This repository contains the code and images used in Jacquot et al., 2020 [arXiv, CVPR]. There is a 1 minute video presentation of our work on youtube.
Our work builds on the observation that image datasets used in machine learning contain many biases. Those biases help convolutional neural networks to classify images. For example, in the UCF101 dataset, algorithms can rely on the background color to classify human activities.
To address this issue, we followed a rigorous method to build three image datasets corresponding to three human behaviors: drinking, reading, and sitting. Below are some example images from our dataset. The models misclassified the bottom left, middle top, and bottom right pictures, whereas humans correctly classified all six pictures.

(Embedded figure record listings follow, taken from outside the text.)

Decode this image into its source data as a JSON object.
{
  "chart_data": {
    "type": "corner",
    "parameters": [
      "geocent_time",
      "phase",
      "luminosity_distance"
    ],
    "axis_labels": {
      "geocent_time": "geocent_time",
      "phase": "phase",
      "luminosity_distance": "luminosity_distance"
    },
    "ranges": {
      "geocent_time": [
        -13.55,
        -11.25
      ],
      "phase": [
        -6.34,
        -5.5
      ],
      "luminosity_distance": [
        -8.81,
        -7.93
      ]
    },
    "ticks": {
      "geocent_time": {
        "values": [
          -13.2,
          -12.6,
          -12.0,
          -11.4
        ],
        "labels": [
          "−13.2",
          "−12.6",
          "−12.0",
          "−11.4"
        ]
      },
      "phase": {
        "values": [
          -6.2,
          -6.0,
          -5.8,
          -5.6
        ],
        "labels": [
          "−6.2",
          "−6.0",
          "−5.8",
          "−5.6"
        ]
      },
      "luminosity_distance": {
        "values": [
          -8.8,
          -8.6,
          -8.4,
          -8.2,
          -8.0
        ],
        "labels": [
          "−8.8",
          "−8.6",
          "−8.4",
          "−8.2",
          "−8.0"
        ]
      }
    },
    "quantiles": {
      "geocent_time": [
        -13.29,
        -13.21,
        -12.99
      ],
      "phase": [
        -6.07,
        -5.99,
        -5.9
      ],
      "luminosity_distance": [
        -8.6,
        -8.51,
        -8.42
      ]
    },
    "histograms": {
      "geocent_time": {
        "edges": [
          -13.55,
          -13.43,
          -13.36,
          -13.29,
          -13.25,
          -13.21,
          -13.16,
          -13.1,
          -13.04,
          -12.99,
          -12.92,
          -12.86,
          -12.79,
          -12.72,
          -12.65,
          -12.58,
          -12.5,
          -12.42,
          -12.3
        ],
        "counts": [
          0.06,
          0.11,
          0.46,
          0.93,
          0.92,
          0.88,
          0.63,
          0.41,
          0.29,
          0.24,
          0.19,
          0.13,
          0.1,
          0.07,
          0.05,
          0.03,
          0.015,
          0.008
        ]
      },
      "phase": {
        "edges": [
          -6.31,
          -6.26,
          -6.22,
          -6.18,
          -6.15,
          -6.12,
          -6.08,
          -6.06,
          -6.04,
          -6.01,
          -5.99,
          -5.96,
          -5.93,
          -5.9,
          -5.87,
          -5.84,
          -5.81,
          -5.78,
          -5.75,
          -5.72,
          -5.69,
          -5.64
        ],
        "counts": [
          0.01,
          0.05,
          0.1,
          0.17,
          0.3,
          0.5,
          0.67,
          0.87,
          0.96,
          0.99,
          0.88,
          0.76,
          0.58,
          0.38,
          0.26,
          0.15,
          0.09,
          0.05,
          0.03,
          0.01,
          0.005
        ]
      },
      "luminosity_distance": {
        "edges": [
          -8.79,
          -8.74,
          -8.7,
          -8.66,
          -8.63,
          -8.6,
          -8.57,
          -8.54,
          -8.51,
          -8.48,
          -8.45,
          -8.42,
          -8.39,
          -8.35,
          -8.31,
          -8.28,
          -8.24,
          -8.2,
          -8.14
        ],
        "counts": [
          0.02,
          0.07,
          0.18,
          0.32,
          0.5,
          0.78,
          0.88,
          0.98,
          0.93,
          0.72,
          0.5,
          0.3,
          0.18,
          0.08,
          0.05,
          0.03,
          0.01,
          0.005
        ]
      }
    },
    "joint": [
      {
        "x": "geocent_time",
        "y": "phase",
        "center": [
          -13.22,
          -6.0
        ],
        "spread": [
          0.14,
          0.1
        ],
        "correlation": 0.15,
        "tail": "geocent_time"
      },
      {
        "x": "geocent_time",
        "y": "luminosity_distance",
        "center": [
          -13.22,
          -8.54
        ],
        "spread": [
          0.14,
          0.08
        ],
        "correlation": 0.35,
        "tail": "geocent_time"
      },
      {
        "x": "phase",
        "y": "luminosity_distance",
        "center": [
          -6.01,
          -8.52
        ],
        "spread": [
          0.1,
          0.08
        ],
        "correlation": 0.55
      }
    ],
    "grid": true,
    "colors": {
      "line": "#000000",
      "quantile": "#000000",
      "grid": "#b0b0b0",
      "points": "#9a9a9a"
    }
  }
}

We reduced biases in our image datasets by applying 100 to 300 cross-validations of a fine-tuned deep convolutional network (computer-vision/keras/misclassification_rate and computer-vision/matlab/alexnet_misclass_rate.m). The many cross-validations allowed to rank images along their misclassification rate. We then excluded images that were classified too easily. Thus, we obtained datasets that were less biased, more difficult to classify by algorithms.
The ground truth labels for each image was created by asking 3 participants to assign each image to a yes or no class for each action. We also conducted a separate psychophysics experiment (human-vision): images were presented to human participants; each trial consisted of fixation (500 ms), image presentation (50, 150, 400, or 800 ms), and a forced choice yes/no question.